Yerküreye milletini tanıtacak ve 15 sene hükümdarlık sürecek” 

Muhiddin-iARABİ (1165-1240).

O yaklaşık 700 yıl evvel gelecekle ilgili kitabında önsezilerini bu türlü lisana getirdi. Ayrıntılardan bütüne gittiğimizde ise güya Mustafa Kemal Atatürk’ü tanım ediyordu. Bazılarının önsezi, altıncı his, duru görü, üçüncü göz, hissi kablel vuku, olarak değerlendirdiği güçlerden yararlanmak çok kişisel kimselere verilmişti. Tahminen de hepimizde az çok vardı da biz bunları değerlendiremiyorduk.

Bilim adamları bu güçlerin kaynağını araştırıyor. Birtakım bilim adamlarına nazaran geleceği görme yeteneğinin merkezi, diansefal dediğimiz ve sempatik had sisteminin birleştiği dimağ merkezidir. Bu hudut sistemi, Merkezi Hudut Sistemi denilen ve vücut hareketleri yani bilinçli hareketleri denetim eden hudut sisteminden büsbütün oburdur. Bir başka görüş Colorada Üniversitesi nöroloji mütehassıslarından Steven F. Maier’den geliyor; ‘Bağışıklık sistemini kıymetli bir duyu organı olarak kabul ediyoruz’ diyor.

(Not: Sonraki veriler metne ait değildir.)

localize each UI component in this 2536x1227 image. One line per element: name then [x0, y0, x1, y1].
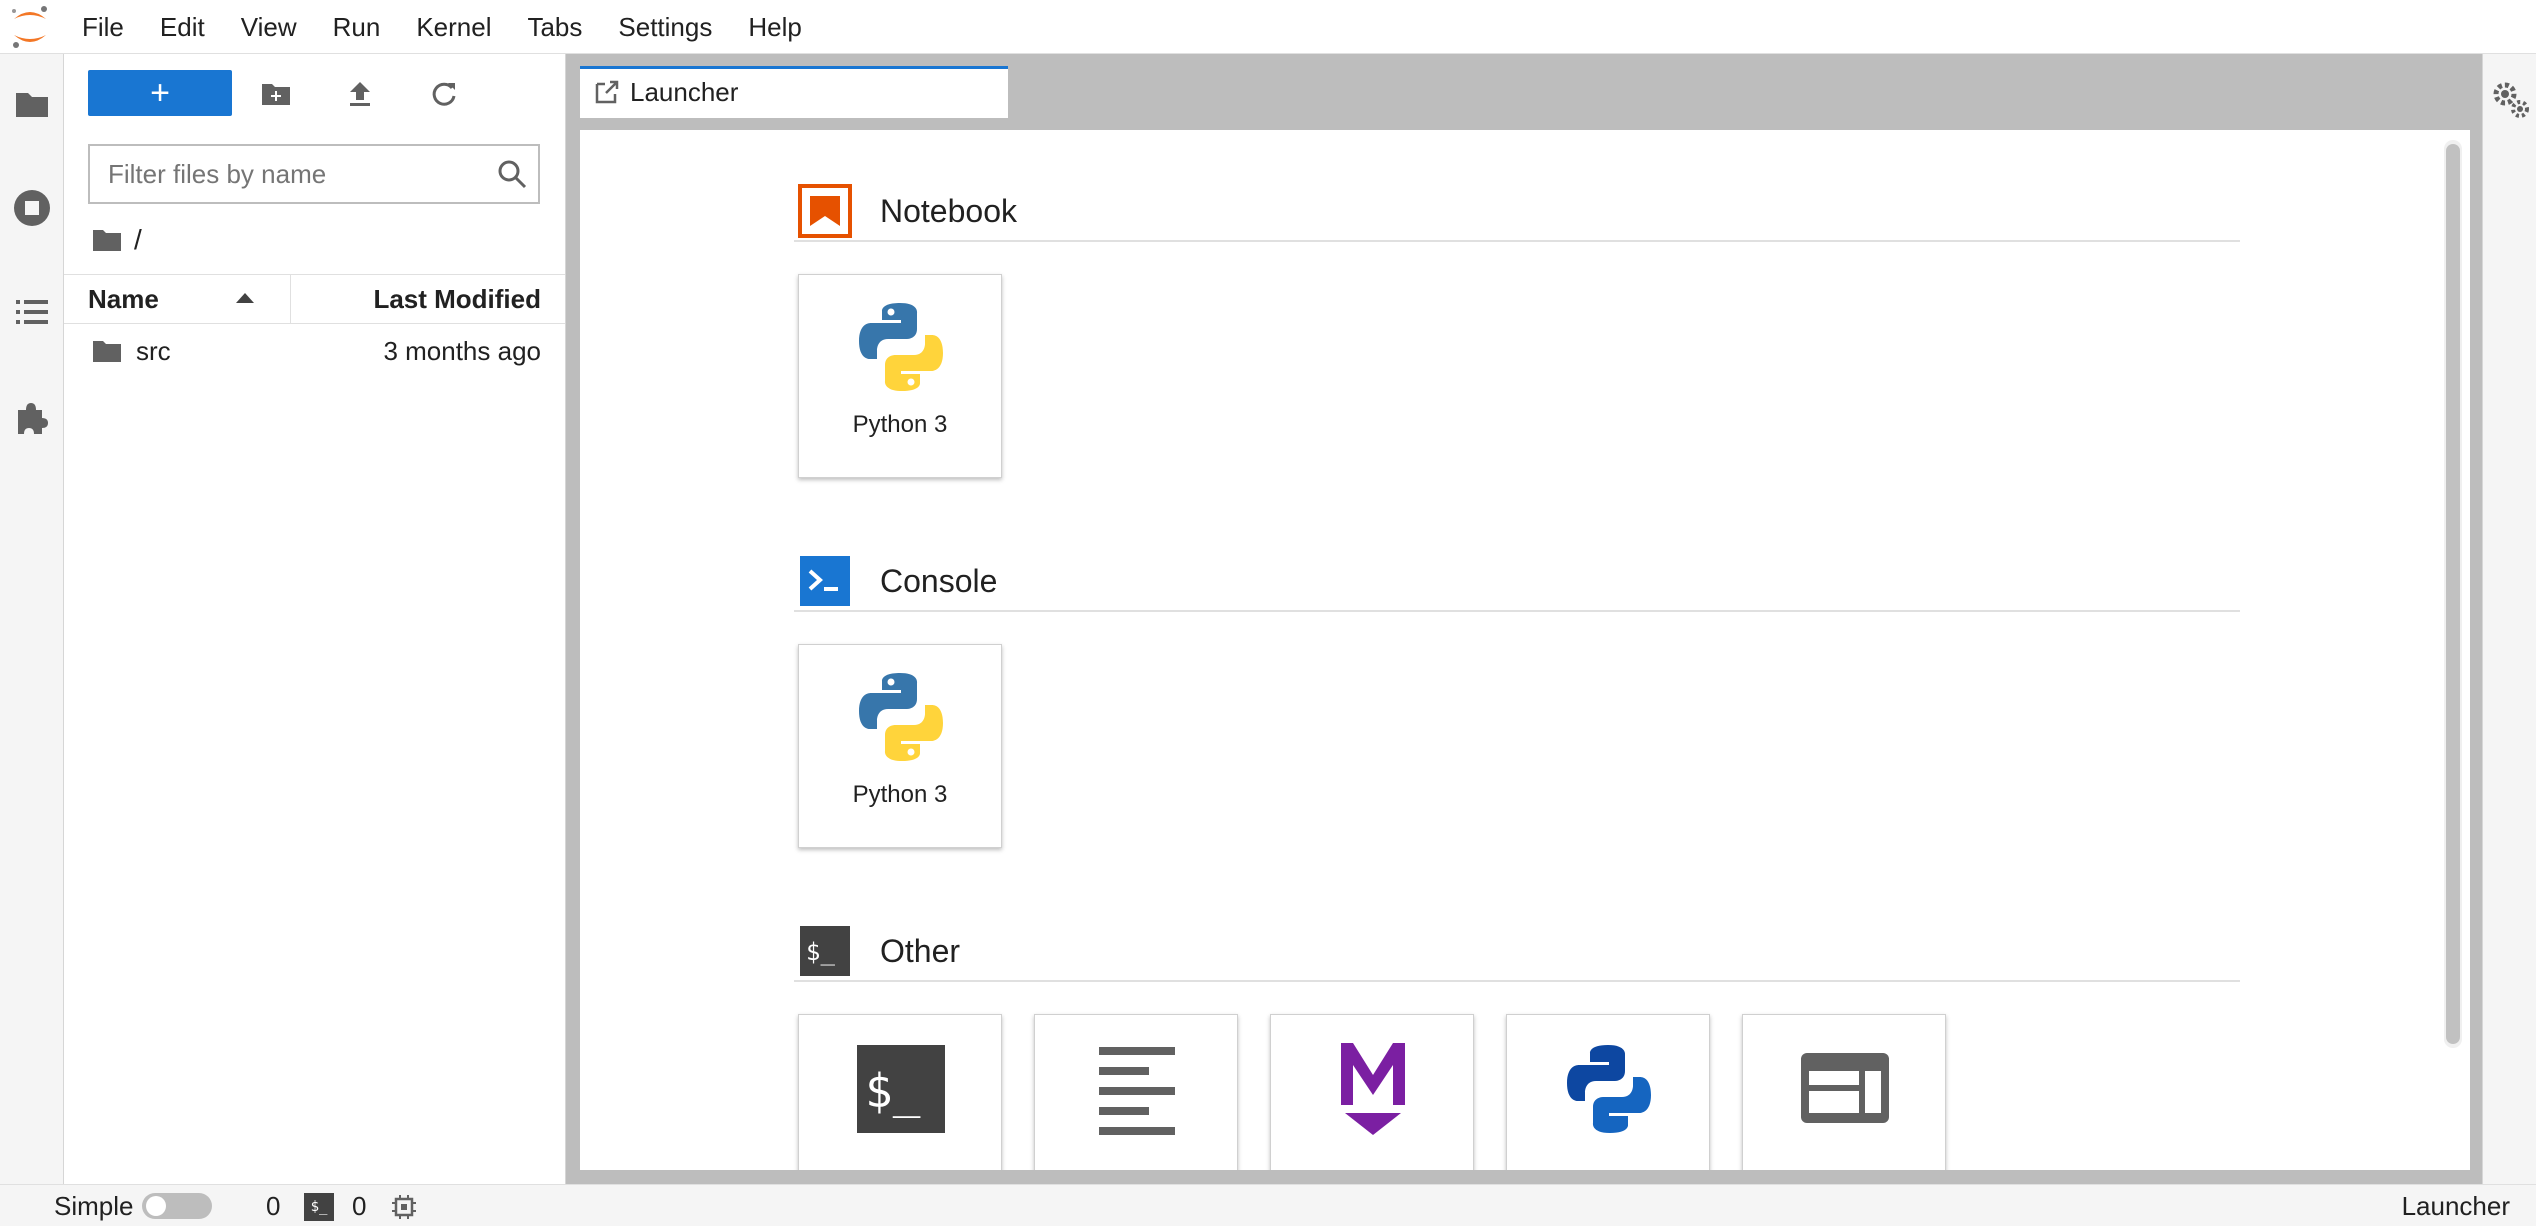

Bağışıklık sisteminin yalnızca vücudu mikroplardan korumadığını ayrıyeten beyefendisini harekete geçirerek gerekli reaksiyonları vermesi konusunda uyardığını düşünülüyor.

İçime doğdu ben bunu biliyordum..!

Muhyiddin-i Arabi yahut Nostradamus üzere bu işin kitabını yazacak olağandışı güçlerimiz olmasa bile, halk arasında “içime doğdu”, “sezdim” olarak tabir edilen öngörü ya da altıncı his derhal acilen bütün kişilerde mevcuttur. Günlük hayatın içinde hayatın içinde gözlemlemeniz mümkündür. Fakat, beşerler tam bir koşuşturma içinde bulundukları için bu olağandışılığın farkına varamazlar. Fark etseler bile tesadüf deyip makbul ve büyük bir süratle unuturlar.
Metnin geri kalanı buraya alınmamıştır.